Roundup: San Diego Library Keeps Books Judge Called Child Porn

Two books featuring pictures a local judge called child porn aren't going anywhere but back to their library shelves - because a committee of experts reviewed the pictures and deemed them "culturally and artistically significant," and not child porn. Twenty Five Years As An Artist by David Hamilton and States of Grace by Graham Ovenden were called child porn by Superior Court Judge William Kennedy in April because pedophile Charles Davis possessed photocopies of some of their images - and said he had them so he would not molest actual children anymore. The San Diego Public Library told the San Diego Union-Tribune they'd had no complaints about the books filed with them, but formed a committee to re-evaluate them anyway. The committee also consulted local police and the San Diego City Attorney's office while reviewing the books. The books were available for sign out only - meaning they could be read in the library itself but not taken home.

POWERS, Ore. - She lost her title of valedictorian for showering nude with five male classmates; now she wants it back - and she's ready to go to court to get it. Eighteen-year-old Leslie Shorb told reporters she'd never been involved "in anything like this," and cares more about having the honor back than whether she actually speaks at her June 2 graduation. And she has a representative, David Schmidt, who said he'd bargain one more day with the school district before taking Shorb's case to court May 9. The nude shower cost her more than valedictorian status, though - she was suspended from Powers High School for ten days and banned from both the senior prom and senior trip to Mexico. The incident that started it all occurred on April 11, when she went into the boys' locker room after gym class and showered with five male friends.

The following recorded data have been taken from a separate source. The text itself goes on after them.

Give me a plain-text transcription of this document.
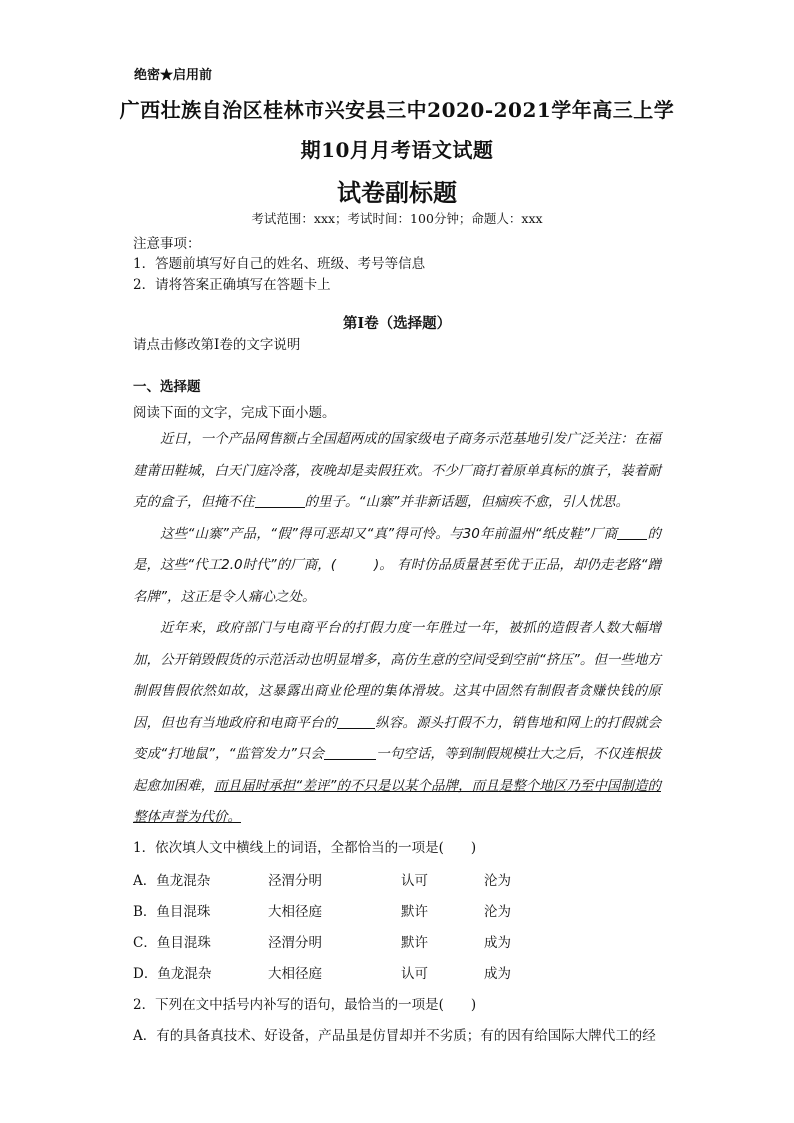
绝密★启用前
广西壮族自治区桂林市兴安县三中2020-2021学年高三上学
期10月月考语文试题
试卷副标题
考试范围：xxx；考试时间：100分钟；命题人：xxx
注意事项：
1．答题前填写好自己的姓名、班级、考号等信息
2．请将答案正确填写在答题卡上
第I卷（选择题）
请点击修改第I卷的文字说明
一、选择题
阅读下面的文字，完成下面小题。

近日，一个产品网售额占全国超两成的国家级电子商务示范基地引发广泛关注：在福建莆田鞋城，白天门庭冷落，夜晚却是卖假狂欢。不少厂商打着原单真标的旗子，装着耐克的盒子，但掩不住	的里子。“山寨”并非新话题，但痼疾不愈，引人忧思。

这些“山寨”产品，“假”得可恶却又“真”得可怜。与30年前温州“纸皮鞋”厂商 的是，这些“代工2.0时代”的厂商，(	)。 有时仿品质量甚至优于正品，却仍走老路“蹭名牌”，这正是令人痛心之处。

近年来，政府部门与电商平台的打假力度一年胜过一年，被抓的造假者人数大幅增加，公开销毁假货的示范活动也明显增多，高仿生意的空间受到空前“挤压”。但一些地方制假售假依然如故，这暴露出商业伦理的集体滑坡。这其中固然有制假者贪赚快钱的原因，但也有当地政府和电商平台的	纵容。源头打假不力，销售地和网上的打假就会变成“打地鼠”，“监管发力”只会	一句空话，等到制假规模壮大之后，不仅连根拔起愈加困难，而且届时承担“差评”的不只是以某个品牌，而且是整个地区乃至中国制造的整体声誉为代价。

1．依次填人文中横线上的词语，全都恰当的一项是(　　)
A．鱼龙混杂	泾渭分明	认可	沦为
B．鱼目混珠	大相径庭	默许	沦为
C．鱼目混珠	泾渭分明	默许	成为
D．鱼龙混杂	大相径庭	认可	成为
2．下列在文中括号内补写的语句，最恰当的一项是(　　)
A．有的具备真技术、好设备，产品虽是仿冒却并不劣质；有的因有给国际大牌代工的经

Shorb insists it was a prank, but the publicity about it triggered an uproar in the small town, with parents fuming to the school board about lack of supervision. "I wasn't concerned," Shorb said about the shower. "We've been skinny dipping and stuff." The five boys were banned from extracurricular activities.

LEBEC, Calif. - How would you like to be an eighth grade student dialing a number you find in a state achievement test booklet, and getting an offer of telephone sex at $ .98 a minute? It happened to Daniel Barnes at El Tejon School - he thought he was calling a number in the Stanford Achievement Test 9 booklet which would lead him to information about a boom box described in a test question. He told his mother, who works as a school aide and redialed the number, hanging up after hearing the first few sentences of the phone sex offer. First she thought her son got the wrong number but it proved no mistake, according to the Bakersfield Californian. The SAT-9's publisher hasn't commented yet, but a California Education Department spokesman in the standards and assessment division - which oversees such testing - told the paper he never heard of any similar incident occurring with the controversial SAT-9 tests. And the wrinkle is that even if the publisher takes the number out of next year's tests, blacking out the number on those which remain is a problem - especially since not even teachers or school administrators are supposed to see the test booklets before the tests are given. The state education spokesman speculated the publisher assumed the phone number's 555 prefix was non-working - but the prefix actually ties to a variety of information services. Even so, there was one bright light - at least one teacher told the Californian the fact that Barnes called the number in the first place showed he recalled test facts and took it seriously. The paper itself called the number - and discovered no proof of age was required to hear graphic sexual encounter descriptions and live conversations, for up to $5 a minute.